Armco Inc. and Cyclops Industries Inc., two companies that are posed to merge, are studying the possibility of linking Armco's Baltimore operation with that of Cyclops' plant in suburban Pittsburgh.
Such a combination is seen as a way of bolstering the two struggling operations. But executives at the two companies said it was too early to say what form the arrangement would take or how it would affect the Baltimore work force.
A union official in Maryland, however, said linking the two plants could mean fewer jobs at the Baltimore plant in exchange for a healthier operation.
The study involves the Armco subsidiary Baltimore Specialty Steels Corp. and Cyclops' Bridgeville, Pa., operation. Both plants make stainless-steel products, and both have been shrinking the size of their operation in recent years.

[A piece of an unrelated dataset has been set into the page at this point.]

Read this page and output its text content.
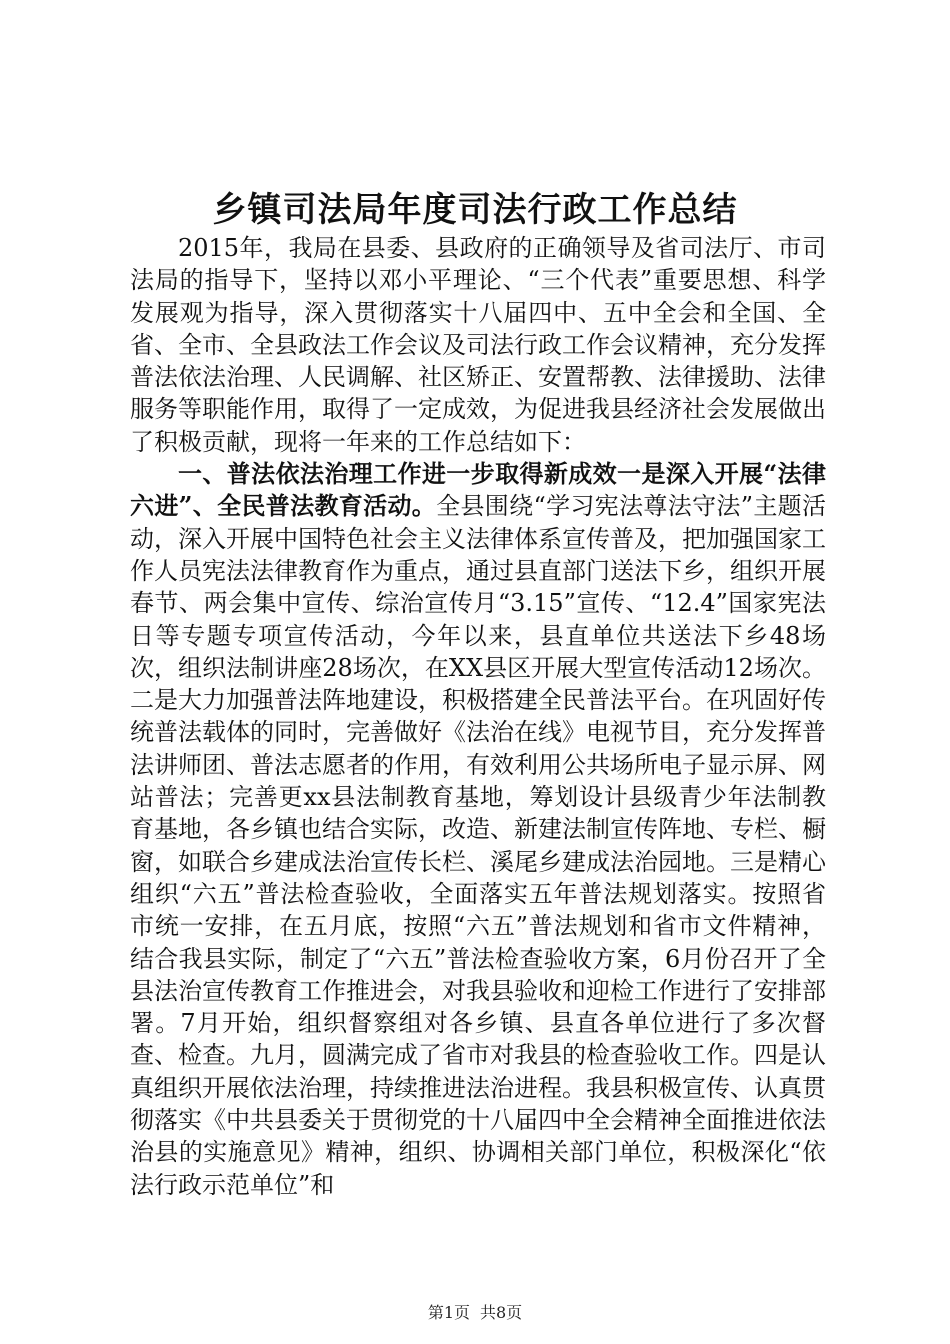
乡镇司法局年度司法行政工作总结

2015年，我局在县委、县政府的正确领导及省司法厅、市司法局的指导下，坚持以邓小平理论、“三个代表”重要思想、科学发展观为指导，深入贯彻落实十八届四中、五中全会和全国、全省、全市、全县政法工作会议及司法行政工作会议精神，充分发挥普法依法治理、人民调解、社区矫正、安置帮教、法律援助、法律服务等职能作用，取得了一定成效，为促进我县经济社会发展做出了积极贡献，现将一年来的工作总结如下：

一、普法依法治理工作进一步取得新成效一是深入开展“法律六进”、全民普法教育活动。全县围绕“学习宪法尊法守法”主题活动，深入开展中国特色社会主义法律体系宣传普及，把加强国家工作人员宪法法律教育作为重点，通过县直部门送法下乡，组织开展春节、两会集中宣传、综治宣传月“3.15”宣传、“12.4”国家宪法日等专题专项宣传活动，今年以来，县直单位共送法下乡48场次，组织法制讲座28场次，在XX县区开展大型宣传活动12场次。二是大力加强普法阵地建设，积极搭建全民普法平台。在巩固好传统普法载体的同时，完善做好《法治在线》电视节目，充分发挥普法讲师团、普法志愿者的作用，有效利用公共场所电子显示屏、网站普法；完善更xx县法制教育基地，筹划设计县级青少年法制教育基地，各乡镇也结合实际，改造、新建法制宣传阵地、专栏、橱窗，如联合乡建成法治宣传长栏、溪尾乡建成法治园地。三是精心组织“六五”普法检查验收，全面落实五年普法规划落实。按照省市统一安排，在五月底，按照“六五”普法规划和省市文件精神，结合我县实际，制定了“六五”普法检查验收方案，6月份召开了全县法治宣传教育工作推进会，对我县验收和迎检工作进行了安排部署。7月开始，组织督察组对各乡镇、县直各单位进行了多次督查、检查。九月，圆满完成了省市对我县的检查验收工作。四是认真组织开展依法治理，持续推进法治进程。我县积极宣传、认真贯彻落实《中共县委关于贯彻党的十八届四中全会精神全面推进依法治县的实施意见》精神，组织、协调相关部门单位，积极深化“依法行政示范单位”和

第1页 共8页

Armco, a stainless-steel company based in Parsippany, N.J., agreed in September to purchase Pittsburgh-based Cyclops for $156 million in cash and stock.
Cyclops was set to close down its Bridgeville plant at the end of March, eliminating the jobs of 110 workers. But early this week, the company and the United Steelworkers union reached an interim agreement that might lead to a concessionary labor agreement at that plant and another stainless-steel operation in Titusville, Pa.
Part of the agreement included a study of how the Bridgeville operations could be tied to the Baltimore operation, which has a work force of about 350 and produces stainless-steel rods, wire, bars and billets.
Robert E. Hein, president of Baltimore Specialty Steels, will be coordinating the study, which is scheduled to be completed by April 1.
Such arrangements generally involve one plant's producing semi-finished products and then shipping them to the other plant for finishing work, Mr. Hein said. Both plants now do both processes, he said.
Armco has been trying to sell Baltimore Specialty Steels for 18 months. Mr. Hein does not expect that to change even if the combination is successful, since Armco is intent on leaving the stainless-steel rod and wire business.
David Wilson, district director of the Steelworkers union in Maryland, said the union is negotiating with Baltimore Specialty Steels over the issue of moving work to Bridgeville, which he said would mean fewer jobs in Baltimore.
"The alternative to that is the plant closing down," Mr. Wilso said. "This is the lesser of the two evils."